Development of the device for trusted session
A developer and manufacturer of network security solutions. The company's solutions for building virtual private networks (VPN) provide protection for firewall interactions, wireless and multiservice networks, as well as ensure the security of remote and mobile users.
- access to a cryptographic controller operating according to ISO-7816-3;
- access to the data medium via the USB Mass Storage Interface;
- control of access to the sections on the data medium depending on the password received;
- the possibility of booting IBM PC-compatible computers from the device;
- the speed of data transfer over USB equals that of flash drives by global vendors.
1. Hardware development
The software was based on the AT91LIB library by Atmel. The solution was designed using an ARM Cortex M3 chip.
Fig.1. Structural diagram of the device
Fig.2. A hardware platform of the device
2. Software developmet
Considering the customer’s requirements, we developed the following software architecture:
Fig.3. Software architecture
- USB CCID provides access to a smart card (smart chip) through the ISO7816 interface.

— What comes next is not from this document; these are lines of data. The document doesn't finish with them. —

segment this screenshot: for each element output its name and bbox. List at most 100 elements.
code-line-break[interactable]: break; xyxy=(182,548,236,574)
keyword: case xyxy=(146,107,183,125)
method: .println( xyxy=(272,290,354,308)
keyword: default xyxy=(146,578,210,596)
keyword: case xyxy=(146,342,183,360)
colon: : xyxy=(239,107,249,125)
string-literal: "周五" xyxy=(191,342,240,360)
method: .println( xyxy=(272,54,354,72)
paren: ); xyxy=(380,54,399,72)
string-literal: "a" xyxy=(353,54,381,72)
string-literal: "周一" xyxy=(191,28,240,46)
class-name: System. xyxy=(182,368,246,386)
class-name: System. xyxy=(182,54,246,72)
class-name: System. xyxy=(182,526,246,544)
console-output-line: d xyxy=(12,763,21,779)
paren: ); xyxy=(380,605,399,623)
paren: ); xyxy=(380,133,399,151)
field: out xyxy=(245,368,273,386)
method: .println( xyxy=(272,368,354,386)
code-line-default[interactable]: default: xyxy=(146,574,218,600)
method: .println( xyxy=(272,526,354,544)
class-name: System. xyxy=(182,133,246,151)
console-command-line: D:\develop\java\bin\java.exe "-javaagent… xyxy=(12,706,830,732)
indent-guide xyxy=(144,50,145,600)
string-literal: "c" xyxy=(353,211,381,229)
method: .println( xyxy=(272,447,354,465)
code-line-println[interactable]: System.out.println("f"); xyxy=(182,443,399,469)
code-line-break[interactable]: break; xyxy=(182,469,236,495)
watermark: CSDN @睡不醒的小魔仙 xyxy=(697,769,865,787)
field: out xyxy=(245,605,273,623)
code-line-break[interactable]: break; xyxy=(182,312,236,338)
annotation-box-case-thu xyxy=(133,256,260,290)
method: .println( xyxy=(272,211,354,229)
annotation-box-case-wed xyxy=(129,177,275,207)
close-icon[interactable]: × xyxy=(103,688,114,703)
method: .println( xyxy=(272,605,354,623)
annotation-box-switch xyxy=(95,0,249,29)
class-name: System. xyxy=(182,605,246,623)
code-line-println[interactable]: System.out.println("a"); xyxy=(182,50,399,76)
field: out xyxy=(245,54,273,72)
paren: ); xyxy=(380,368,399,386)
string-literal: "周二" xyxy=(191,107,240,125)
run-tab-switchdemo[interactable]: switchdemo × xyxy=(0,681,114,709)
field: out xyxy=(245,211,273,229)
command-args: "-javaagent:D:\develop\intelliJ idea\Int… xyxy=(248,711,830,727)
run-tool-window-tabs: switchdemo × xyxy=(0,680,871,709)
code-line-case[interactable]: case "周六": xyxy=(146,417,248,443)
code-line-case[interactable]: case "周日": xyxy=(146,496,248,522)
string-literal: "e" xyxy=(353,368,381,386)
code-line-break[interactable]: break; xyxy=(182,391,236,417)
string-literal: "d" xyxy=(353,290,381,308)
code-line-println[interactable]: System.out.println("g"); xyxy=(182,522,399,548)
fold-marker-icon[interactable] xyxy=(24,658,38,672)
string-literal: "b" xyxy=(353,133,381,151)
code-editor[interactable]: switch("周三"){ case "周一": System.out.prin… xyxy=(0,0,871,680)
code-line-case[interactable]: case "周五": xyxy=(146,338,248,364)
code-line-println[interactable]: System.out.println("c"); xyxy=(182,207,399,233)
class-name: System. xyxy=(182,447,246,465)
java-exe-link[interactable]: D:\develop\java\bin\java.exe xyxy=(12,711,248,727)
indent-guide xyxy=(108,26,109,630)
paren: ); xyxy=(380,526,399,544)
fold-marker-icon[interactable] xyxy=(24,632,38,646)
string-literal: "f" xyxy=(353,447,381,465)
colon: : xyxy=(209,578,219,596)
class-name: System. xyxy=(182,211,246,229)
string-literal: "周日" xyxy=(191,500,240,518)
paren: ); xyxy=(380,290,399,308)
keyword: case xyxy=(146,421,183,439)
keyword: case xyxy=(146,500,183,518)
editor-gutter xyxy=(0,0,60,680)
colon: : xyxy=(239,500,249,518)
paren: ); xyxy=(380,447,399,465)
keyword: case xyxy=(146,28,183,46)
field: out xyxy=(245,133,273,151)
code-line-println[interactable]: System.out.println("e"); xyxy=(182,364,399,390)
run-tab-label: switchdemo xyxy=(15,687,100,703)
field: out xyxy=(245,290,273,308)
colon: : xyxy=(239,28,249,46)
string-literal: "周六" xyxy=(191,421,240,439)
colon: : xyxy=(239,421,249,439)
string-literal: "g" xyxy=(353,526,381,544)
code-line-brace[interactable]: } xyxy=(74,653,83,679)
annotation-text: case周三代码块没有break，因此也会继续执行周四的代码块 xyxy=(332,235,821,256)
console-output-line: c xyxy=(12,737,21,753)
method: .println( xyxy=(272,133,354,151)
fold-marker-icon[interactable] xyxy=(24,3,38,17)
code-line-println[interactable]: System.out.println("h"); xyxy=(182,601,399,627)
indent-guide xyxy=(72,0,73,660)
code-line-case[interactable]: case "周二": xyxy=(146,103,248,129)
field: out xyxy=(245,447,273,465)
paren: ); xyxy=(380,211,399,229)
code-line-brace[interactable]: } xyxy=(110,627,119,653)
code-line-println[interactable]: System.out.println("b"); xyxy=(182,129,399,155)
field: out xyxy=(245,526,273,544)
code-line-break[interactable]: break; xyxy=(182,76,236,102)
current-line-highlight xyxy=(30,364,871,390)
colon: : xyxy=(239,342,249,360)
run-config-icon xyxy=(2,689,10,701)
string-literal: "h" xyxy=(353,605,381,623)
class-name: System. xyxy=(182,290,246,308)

- USB MSD provides access to the eMMC Flash content according to the user’s rights authorised through the USB CCID.
- Login checks the responses of the smart card through the ISO7816 interface and based on the response, issues the right of access to data in the MSD infrastructure.
- libinitsbs provides the functions of authorisation and writing data to the device.
- libsbs provides the communication functions with a smart card (reset, creating a file system, adding a user, user authorisation, deleting a user, blocking a user, etc.).
- the libsysfsdev library.
- The device operating principles are based on a fundamentally new technology for building a trusted session environment. It eliminates the costly and difficult to use security packages such as security suite, NAC, DLP, and others.
- Data on the device is protected by a crypto chip (smart card): two-factor authentication, cryptographic protection of data and traffic.
- The possibility of booting an operating system from the device.